Structural conformation adjustments within the active sites between bound-unbound structures of NDM-1, IMP-1, VIM-2 and ccrA. Charts were generated as follows: in each case, a bound reference from one of the four B1 MBL types was selected for examination. The bound reference was compared to other bound B1 MBL structures using LGA (maximal distance of 4 Å), and similarly to unbound B1 MBL structures. Residue shifts within a 4 Å distance of either the bound ligand or the dinuclear zincs were drawn on a XY-plot, with the X-axis referring to differences in the bound target and the unbound templates, and Y-axis the bound target against other bound templates, alternatively using NDM-1, IMP-1, VIM-2 and ccrA as a bound representative. The horizontal line shows the line of equal change between bound and unbound comparisons (thus, residues on the top right are residues that deviate in either case). K211/161/167 and R185 (Y181) from NDM-1, IMP-1, ccrA and VIM-2, a ligand binding-associated residue, are highlighted for comparison in red.

Figure 9

LGA_pdblist functional side-chain differences between NDM-1 and other B1 MBLs.

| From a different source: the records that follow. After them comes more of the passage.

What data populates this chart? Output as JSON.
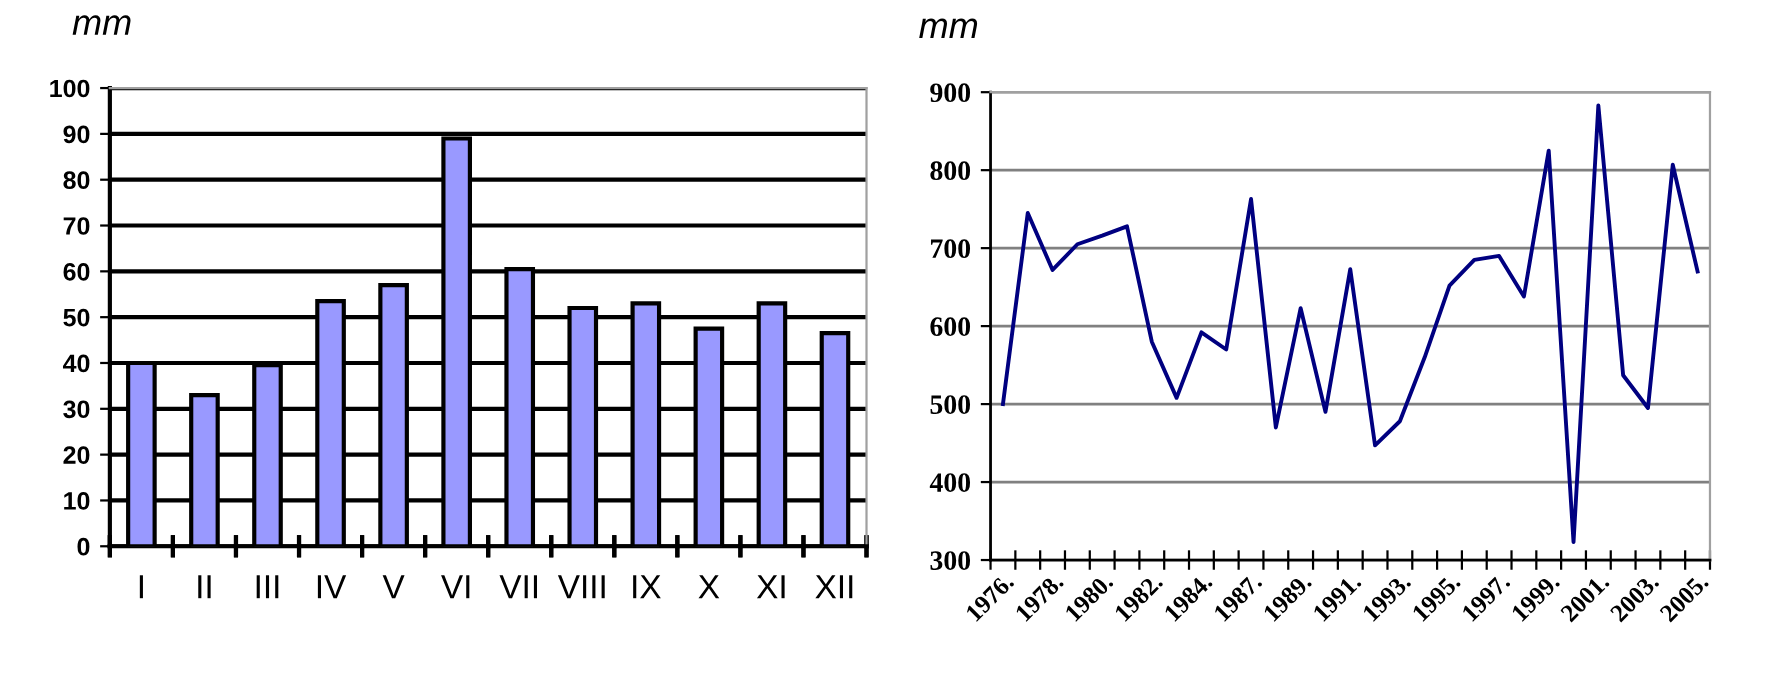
{
  "chart_data": [
    {
      "type": "bar",
      "ylabel": "mm",
      "categories": [
        "I",
        "II",
        "III",
        "IV",
        "V",
        "VI",
        "VII",
        "VIII",
        "IX",
        "X",
        "XI",
        "XII"
      ],
      "values": [
        40,
        33,
        39.5,
        53.5,
        57,
        89,
        60.5,
        52,
        53,
        47.5,
        53,
        46.5
      ],
      "color": "#9999ff",
      "ylim": [
        0,
        100
      ],
      "yticks": [
        0,
        10,
        20,
        30,
        40,
        50,
        60,
        70,
        80,
        90,
        100
      ],
      "grid": "y"
    },
    {
      "type": "line",
      "ylabel": "mm",
      "categories": [
        "1976.",
        null,
        "1978.",
        null,
        "1980.",
        null,
        "1982.",
        null,
        "1984.",
        null,
        "1987.",
        null,
        "1989.",
        null,
        "1991.",
        null,
        "1993.",
        null,
        "1995.",
        null,
        "1997.",
        null,
        "1999.",
        null,
        "2001.",
        null,
        "2003.",
        null,
        "2005."
      ],
      "values": [
        500,
        745,
        672,
        705,
        716,
        728,
        580,
        508,
        592,
        570,
        763,
        470,
        623,
        490,
        673,
        447,
        478,
        560,
        652,
        685,
        690,
        638,
        825,
        323,
        883,
        537,
        495,
        807,
        670
      ],
      "color": "#000080",
      "ylim": [
        300,
        900
      ],
      "yticks": [
        300,
        400,
        500,
        600,
        700,
        800,
        900
      ],
      "grid": "y",
      "marker": "none",
      "line_style": "solid"
    }
  ]
}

Using 3q6x_A as a reference, functional side-chain differences are shown of NDM-1 against IMP-1, VIM-2,4 and ccrA. Measurements are taken only for instances where the residue-residue correspondence for NDM-1 to the other MBLs match, and only then for those with functional sidechains (e.g., alanine, glycine are ignored) [44]. Coloring is from green (< 2Å) to red (< 8Å), with gray indicating no match. Notable regions of B1 MBLs are highlighted, and include the zinc binding region, the L10 ligand-binding loop and the K211 residue noted in Figure 8. Additional annotations show areas where side-chains consistently differ from 3q6x_A and either other NDM-1 structures or other B1 MBLs (e.g., flap region).